Physical activity is already thought to have a beneficial effect on depressive symptoms, and the UK’s National Institute for Health and Clinical Excellence (NICE) currently recommends considering a structured group physical activity programme as a treatment option for people with mild-to-moderate depression and persistent ‘subthreshold’ depressive symptoms:
- subthreshold depression is defined as a person meeting fewer than five symptoms on an accepted set of diagnostic criteria for identifying depression
- mild depression is defined as having five of the symptoms (or a few more) required to make a diagnosis, but only minor functional impairment
- moderate depression is when symptoms or functional impairment are between mild and severe
NICE recommends that structured group physical activity is delivered in groups that are supported by a competent practitioner, and that it should typically consist of three sessions per week (lasting 45 minutes to 1 hour) over 10–14 weeks.

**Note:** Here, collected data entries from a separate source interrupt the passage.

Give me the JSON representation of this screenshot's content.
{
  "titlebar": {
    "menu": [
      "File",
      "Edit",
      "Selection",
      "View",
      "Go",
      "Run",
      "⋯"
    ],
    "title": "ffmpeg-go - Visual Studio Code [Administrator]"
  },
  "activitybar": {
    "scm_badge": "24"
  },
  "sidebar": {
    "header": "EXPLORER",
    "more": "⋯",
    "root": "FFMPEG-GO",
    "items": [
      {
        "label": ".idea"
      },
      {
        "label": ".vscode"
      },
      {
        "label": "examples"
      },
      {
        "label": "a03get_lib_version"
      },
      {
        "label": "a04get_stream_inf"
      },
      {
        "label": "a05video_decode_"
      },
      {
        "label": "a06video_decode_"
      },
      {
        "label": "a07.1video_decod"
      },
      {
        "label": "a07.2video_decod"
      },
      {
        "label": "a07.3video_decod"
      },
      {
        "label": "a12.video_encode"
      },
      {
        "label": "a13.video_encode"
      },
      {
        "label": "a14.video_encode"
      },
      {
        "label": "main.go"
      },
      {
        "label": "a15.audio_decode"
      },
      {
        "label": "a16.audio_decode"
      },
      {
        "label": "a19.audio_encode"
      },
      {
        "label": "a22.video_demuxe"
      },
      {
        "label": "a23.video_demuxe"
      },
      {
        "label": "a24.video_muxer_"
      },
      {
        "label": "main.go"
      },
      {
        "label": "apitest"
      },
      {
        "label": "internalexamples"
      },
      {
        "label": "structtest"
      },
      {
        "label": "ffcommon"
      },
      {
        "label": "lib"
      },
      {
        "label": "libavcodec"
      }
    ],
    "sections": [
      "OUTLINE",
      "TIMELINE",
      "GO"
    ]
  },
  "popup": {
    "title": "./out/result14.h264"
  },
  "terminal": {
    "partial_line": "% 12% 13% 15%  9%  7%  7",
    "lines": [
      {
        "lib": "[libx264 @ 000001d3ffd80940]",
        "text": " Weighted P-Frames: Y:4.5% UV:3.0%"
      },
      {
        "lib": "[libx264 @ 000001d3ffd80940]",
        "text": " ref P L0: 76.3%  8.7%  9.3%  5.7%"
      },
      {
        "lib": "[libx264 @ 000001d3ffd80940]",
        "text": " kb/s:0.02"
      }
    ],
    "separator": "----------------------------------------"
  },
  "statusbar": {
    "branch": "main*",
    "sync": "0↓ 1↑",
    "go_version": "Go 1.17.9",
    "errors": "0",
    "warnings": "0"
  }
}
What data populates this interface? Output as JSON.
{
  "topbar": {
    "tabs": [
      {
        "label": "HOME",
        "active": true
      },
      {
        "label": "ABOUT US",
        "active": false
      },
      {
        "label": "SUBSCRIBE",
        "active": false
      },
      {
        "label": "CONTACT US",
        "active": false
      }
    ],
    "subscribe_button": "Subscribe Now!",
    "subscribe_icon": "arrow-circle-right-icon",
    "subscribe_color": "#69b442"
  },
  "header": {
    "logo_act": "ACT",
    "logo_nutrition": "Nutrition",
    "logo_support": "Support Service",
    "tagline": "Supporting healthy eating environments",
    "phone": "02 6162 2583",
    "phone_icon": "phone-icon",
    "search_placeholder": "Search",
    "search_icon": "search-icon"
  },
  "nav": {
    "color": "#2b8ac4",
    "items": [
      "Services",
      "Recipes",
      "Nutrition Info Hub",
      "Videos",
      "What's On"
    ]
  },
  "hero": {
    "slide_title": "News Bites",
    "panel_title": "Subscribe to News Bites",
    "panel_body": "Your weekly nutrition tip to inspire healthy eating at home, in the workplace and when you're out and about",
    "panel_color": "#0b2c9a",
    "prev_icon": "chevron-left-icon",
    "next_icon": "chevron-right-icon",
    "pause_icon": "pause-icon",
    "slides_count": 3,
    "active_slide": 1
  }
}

This new study suggests that walking is an activity that can help to reduce the symptoms of depression. It is a systematic review, the form of study considered to be the best way to determine what all the relevant research available says about a particular question. However, there are some limitations to this review, because the available studies are small and vary in their methods and results. This means that it is difficult to be certain exactly what level of benefit certain types of people with depression will get from walking. As the authors of the review state, more research is needed to determine which type of walking programme is best for people with depression being treated in primary care.